Workshop for NLP Open Source Software (NLP-OSS)

Workshop for Natural Language Processing Open Source Software (NLP-OSS)

20 July 2018 @ ACL

With great scientific breakthroughs come solid engineering and open communities. The Natural Language Processing (NLP) community has benefited greatly from the open culture in sharing knowledge, data, and software. The primary objective of this workshop is to further the sharing of insights on the engineering and community aspects of creating, developing, and maintaining NLP open source software (OSS) which we seldom talk about in scientific publications.
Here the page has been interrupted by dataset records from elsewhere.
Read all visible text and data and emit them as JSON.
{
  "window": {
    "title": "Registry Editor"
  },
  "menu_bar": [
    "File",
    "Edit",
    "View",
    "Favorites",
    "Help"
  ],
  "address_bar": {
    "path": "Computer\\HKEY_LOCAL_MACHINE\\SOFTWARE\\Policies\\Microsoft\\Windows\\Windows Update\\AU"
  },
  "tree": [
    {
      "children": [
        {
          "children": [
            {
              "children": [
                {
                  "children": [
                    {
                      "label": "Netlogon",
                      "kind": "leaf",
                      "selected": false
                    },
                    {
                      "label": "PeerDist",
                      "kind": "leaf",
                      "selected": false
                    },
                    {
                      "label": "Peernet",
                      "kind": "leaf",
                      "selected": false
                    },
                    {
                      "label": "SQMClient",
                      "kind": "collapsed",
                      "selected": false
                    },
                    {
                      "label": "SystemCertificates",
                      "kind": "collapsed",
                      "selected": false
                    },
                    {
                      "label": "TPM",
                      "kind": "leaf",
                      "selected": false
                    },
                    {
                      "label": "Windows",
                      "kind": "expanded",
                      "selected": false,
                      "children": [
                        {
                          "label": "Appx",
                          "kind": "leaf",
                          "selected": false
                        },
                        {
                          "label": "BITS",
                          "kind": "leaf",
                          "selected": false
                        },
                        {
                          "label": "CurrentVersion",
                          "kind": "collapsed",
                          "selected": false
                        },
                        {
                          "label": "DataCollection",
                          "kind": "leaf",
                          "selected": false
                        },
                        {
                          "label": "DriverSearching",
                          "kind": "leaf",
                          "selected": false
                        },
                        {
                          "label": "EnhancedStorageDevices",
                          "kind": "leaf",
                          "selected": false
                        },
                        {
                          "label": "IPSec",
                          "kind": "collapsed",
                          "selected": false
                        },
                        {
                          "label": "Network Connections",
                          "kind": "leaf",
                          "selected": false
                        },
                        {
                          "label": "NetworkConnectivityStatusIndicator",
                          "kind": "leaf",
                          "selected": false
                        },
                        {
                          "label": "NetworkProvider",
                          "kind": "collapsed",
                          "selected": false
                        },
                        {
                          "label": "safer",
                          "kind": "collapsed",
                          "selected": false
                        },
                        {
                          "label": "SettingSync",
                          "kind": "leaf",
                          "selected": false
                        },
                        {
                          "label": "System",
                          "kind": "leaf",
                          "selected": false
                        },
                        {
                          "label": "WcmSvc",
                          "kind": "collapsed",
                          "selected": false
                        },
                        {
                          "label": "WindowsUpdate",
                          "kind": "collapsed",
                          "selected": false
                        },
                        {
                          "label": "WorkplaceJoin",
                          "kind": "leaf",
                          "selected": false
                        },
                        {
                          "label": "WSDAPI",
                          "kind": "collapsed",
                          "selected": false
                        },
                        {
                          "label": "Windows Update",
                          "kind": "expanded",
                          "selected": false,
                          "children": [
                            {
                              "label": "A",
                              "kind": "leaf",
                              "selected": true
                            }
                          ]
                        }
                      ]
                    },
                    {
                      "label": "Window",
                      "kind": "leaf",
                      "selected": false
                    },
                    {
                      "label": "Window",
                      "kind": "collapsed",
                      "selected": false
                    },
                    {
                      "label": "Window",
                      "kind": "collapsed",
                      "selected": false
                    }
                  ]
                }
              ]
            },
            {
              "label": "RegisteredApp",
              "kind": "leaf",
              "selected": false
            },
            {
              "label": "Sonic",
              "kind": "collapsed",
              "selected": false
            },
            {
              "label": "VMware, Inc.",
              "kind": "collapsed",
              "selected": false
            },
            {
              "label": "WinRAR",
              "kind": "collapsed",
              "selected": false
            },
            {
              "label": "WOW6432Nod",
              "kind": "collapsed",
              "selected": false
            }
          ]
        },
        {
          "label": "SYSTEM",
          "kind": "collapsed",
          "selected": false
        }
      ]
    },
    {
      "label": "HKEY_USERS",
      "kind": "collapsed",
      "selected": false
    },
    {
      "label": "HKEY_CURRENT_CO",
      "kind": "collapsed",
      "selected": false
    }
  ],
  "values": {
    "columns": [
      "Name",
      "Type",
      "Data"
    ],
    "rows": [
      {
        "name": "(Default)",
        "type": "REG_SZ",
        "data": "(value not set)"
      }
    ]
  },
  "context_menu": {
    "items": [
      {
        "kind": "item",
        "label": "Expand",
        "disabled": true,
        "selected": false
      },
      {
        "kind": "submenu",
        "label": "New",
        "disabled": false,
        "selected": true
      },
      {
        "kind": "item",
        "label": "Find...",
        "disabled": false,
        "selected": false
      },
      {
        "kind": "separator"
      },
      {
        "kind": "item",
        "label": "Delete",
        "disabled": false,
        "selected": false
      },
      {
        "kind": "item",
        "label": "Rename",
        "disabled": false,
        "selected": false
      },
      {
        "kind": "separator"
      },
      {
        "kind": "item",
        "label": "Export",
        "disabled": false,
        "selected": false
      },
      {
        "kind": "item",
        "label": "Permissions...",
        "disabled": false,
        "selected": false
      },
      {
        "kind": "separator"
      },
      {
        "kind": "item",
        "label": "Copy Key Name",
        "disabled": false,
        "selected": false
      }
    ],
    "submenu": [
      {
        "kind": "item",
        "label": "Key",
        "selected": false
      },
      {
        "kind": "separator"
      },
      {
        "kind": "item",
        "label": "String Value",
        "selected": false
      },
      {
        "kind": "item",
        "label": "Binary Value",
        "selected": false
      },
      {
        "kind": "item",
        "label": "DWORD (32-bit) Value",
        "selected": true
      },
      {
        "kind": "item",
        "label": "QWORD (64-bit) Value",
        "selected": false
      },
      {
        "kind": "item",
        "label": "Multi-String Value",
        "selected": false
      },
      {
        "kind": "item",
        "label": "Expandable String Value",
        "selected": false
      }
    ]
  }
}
Our secondary goal is to promote synergies between different open source projects and encourage cross-software collaborations and comparisons.

We refer to Natural Language Processing OSS as an umbrella term that not only covers traditional syntactic, semantic, phonetic, and pragmatic applications; we extend the definition to include task-specific applications (e.g., machine translation, information retrieval, question-answering systems), low-level string processing that contains valid linguistic information (e.g. Unicode creation for new languages, language-based character set definitions) and machine learning/artificial intelligence frameworks with functionalities focusing on text applications.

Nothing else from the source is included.